Desde hacía varios años, los pequeños hacían un amigo invisible paralelo en el que participaban todos los primos entre siete y diecisiete años y en el que se reproducía la dinámica de los mayores con dos salvedades: los regalos tenían que ser hechos a mano —se podían comprar los materiales pero no valían regalos comprados tal cual— y en la caja de los votos se depositaban chuches en lugar de dinero. Los menores de siete años solían recibir un regalo de cada familia, aunque ya solo quedaba Flavia que era la menor de todos los primos.

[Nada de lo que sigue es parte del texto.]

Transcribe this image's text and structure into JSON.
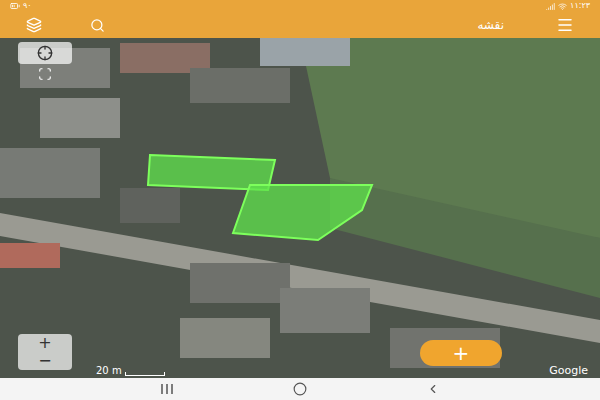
{
  "status_bar": {
    "time": "۱۱:۲۳",
    "battery": "۹۰"
  },
  "app_bar": {
    "title": "نقشه"
  },
  "map": {
    "scale": "20 m",
    "attribution": "Google"
  },
  "zoom": {
    "in": "+",
    "out": "−"
  },
  "fab": {
    "label": "+"
  }
}
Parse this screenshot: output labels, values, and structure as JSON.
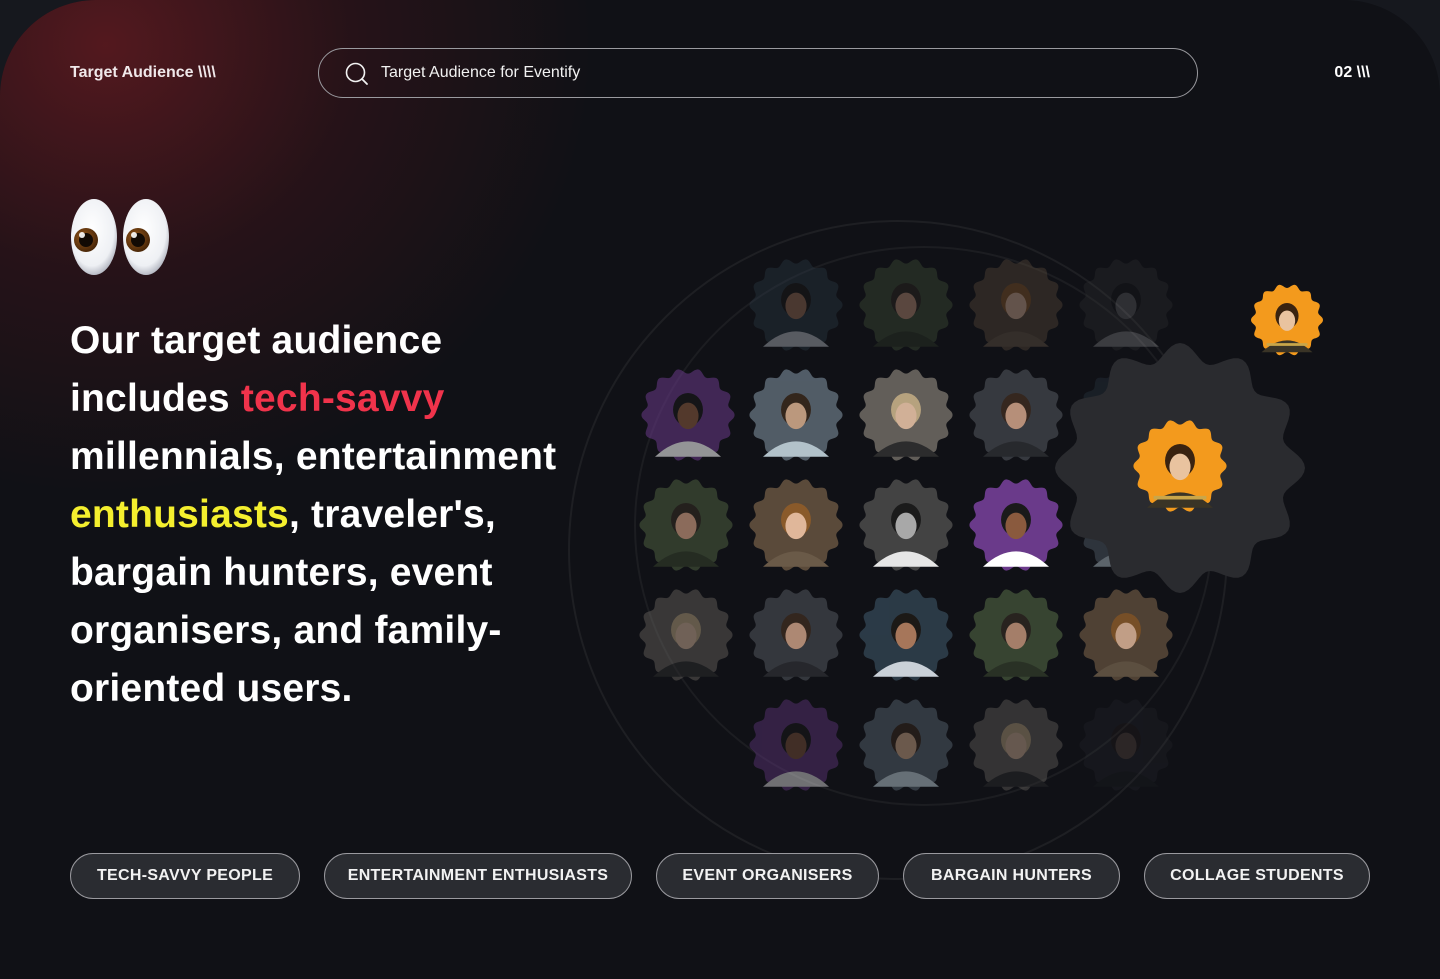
{
  "header": {
    "brand": "Target Audience \\\\\\\\",
    "search_value": "Target Audience for Eventify",
    "page_number": "02 \\\\\\"
  },
  "headline": {
    "part1": "Our target audience includes ",
    "highlight_red": "tech-savvy",
    "part2": " millennials, entertainment ",
    "highlight_yellow": "enthusiasts",
    "part3": ", traveler's, bargain hunters, event organisers, and family-oriented users."
  },
  "emoji": "eyes",
  "colors": {
    "accent_red": "#f0334b",
    "accent_yellow": "#f4ef2e",
    "featured_orange": "#f39a1d",
    "background": "#101116",
    "tag_background": "#2a2c31"
  },
  "tags": [
    "TECH-SAVVY PEOPLE",
    "ENTERTAINMENT ENTHUSIASTS",
    "EVENT ORGANISERS",
    "BARGAIN HUNTERS",
    "COLLAGE STUDENTS"
  ]
}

Cuando acababa la ceremonia de entrega de regalos —sobre las seis— se sacaba la merienda. Después de merendar, se concentraban en torno al belén y rezaban juntos el rosario. Cada familia ofrecía un misterio. Como era Navidad, contemplaban siempre los misterios gozosos. Solía ser un momento muy emotivo porque se ponían intenciones muy concretas.

Jacobo tomó la palabra cuando le tocó el turno a la familia del tío Juan:

—Tercer Misterio: el nacimiento del Hijo de Dios en Belén. Ofrecemos este misterio por los bebés que vienen en camino y se van a incorporar a la familia el año que viene —dijo mirando alternativamente a las primas embarazadas, guiñándole un ojo a la prima So— y por las víctimas del aborto que haya habido en nuestro país durante este año.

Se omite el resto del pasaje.